Bélarus : nouveau défilé en masse des opposants
Les partisans de l’opposition bélarusse se sont mobilisés en masse hier à Minsk contre le président Alexandre Loukachenko pour le deuxième dimanche consécutif, maintenant la pression après deux semaines d’un mouvement de protestation historique pour dénoncer une élection présidentielle contestée.
La mobilisation semblait équivalente à celle de la semaine passée, lorsque quelque 100 000 personnes étaient descendues dans la rue de la capitale bélarusse.
Au pouvoir depuis 26 ans, M. Loukachenko, 65 ans, avait juré cette semaine de « régler le problème » de la contestation, fruit d’un complot occidental selon lui, et même mis en état d’alerte l’armée, accusant l’Otan de manoeuvrer aux frontières du Bélarus.
Mais hier, brandissant des drapeaux blanc et rouge, l’étendard de la contestation, une foule immense s’est réunie sur la place et l’avenue de l’Indépendance à Minsk ainsi que les rues adjacentes, en scandant « Liberté ! ». Les manifestants ont fait face aux militaires et aux forces anti-émeutes déployés en nombre dans le centre-ville, sans toutefois que cela dégénère en affrontements. Le ministère de la Défense avait prévenu qu’en cas de troubles près des mémoriaux de la Seconde guerre mondiale, des lieux de manifestations ces deux dernières semaines, les responsables auraient à faire « à l’armée ».
La cheffe de file de l’opposition bélarusse qui s’est proclamée vainqueur du scrutin du 9 août, Svetlana Tikhanovskaïa, s’est déclarée samedi « fière des Bélarusses » qui ont surmonté leur peur pour « défendre leurs droits ». « Je les appelle à continuer », a déclaré à l’opposante, réfugiée en Lituanie voisine.

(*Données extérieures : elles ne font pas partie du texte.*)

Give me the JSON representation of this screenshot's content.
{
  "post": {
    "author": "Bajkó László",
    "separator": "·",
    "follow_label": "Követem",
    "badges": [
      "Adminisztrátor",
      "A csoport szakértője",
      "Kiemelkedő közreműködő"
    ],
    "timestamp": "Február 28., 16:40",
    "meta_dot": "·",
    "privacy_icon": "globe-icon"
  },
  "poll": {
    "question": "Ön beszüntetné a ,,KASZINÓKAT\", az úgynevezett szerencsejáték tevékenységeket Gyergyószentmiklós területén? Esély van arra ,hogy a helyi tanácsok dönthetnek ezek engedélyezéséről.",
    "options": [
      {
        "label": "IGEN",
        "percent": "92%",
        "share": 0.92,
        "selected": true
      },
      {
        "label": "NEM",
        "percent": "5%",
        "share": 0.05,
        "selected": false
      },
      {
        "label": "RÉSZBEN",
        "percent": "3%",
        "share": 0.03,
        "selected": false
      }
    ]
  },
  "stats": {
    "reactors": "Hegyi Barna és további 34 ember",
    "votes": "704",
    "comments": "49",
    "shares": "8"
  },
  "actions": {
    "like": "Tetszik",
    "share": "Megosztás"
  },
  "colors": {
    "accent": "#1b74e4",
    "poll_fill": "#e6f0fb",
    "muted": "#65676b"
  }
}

Solidarité des pays baltes
Dans ce pays, mais aussi en Estonie et en Lettonie, des milliers d’habitants ont commencé hier soir à former une chaîne humaine en solidarité avec les protestataires bélarusses, trois décennies après un geste similaire de défi, lorsque le 23 août 1989 les pays baltes avait exprimé leur désir d’indépendance de l’ex-Union soviétique. «Aujourd’hui, le moment est venu pour nos frères bélarusses d’exprimer leur désir de liberté. [Cette chaîne humaine] est notre main tendue en leur direction », a déclaré le président lituanien Gitanas Nauseda, qui avait participé à la chaîne humaine de 1989.
Sur le front diplomatique, l’Union européenne, qui a rejeté les résultats de la présidentielle et prévu des sanctions, a jugé qu’il restait nécessaire de « traiter» avec le président bélarusse. L’UE « n’a pas l’intention de convertir le Bélarus en une seconde Ukraine » où, après une révolte pro-occidentale, Moscou a annexé la Crimée et nourri une guerre séparatiste dans l’Est, a dit le diplomate européen en chef, Josep Borrell. Avant le scrutin, le président bélarusse accusait la Russie de travailler en sousmain pour le faire tomber. Mais face à la contestation, il a opéré un virage à 180 degrés, se targuant du soutien du Kremlin face à de supposées tentatives occidentales de déstabilisation. Le chef de la diplomatie russe, Sergueï Lavrov, a de son côté mis en garde hier contre « l’instigation de troubles depuis l’extérieur ».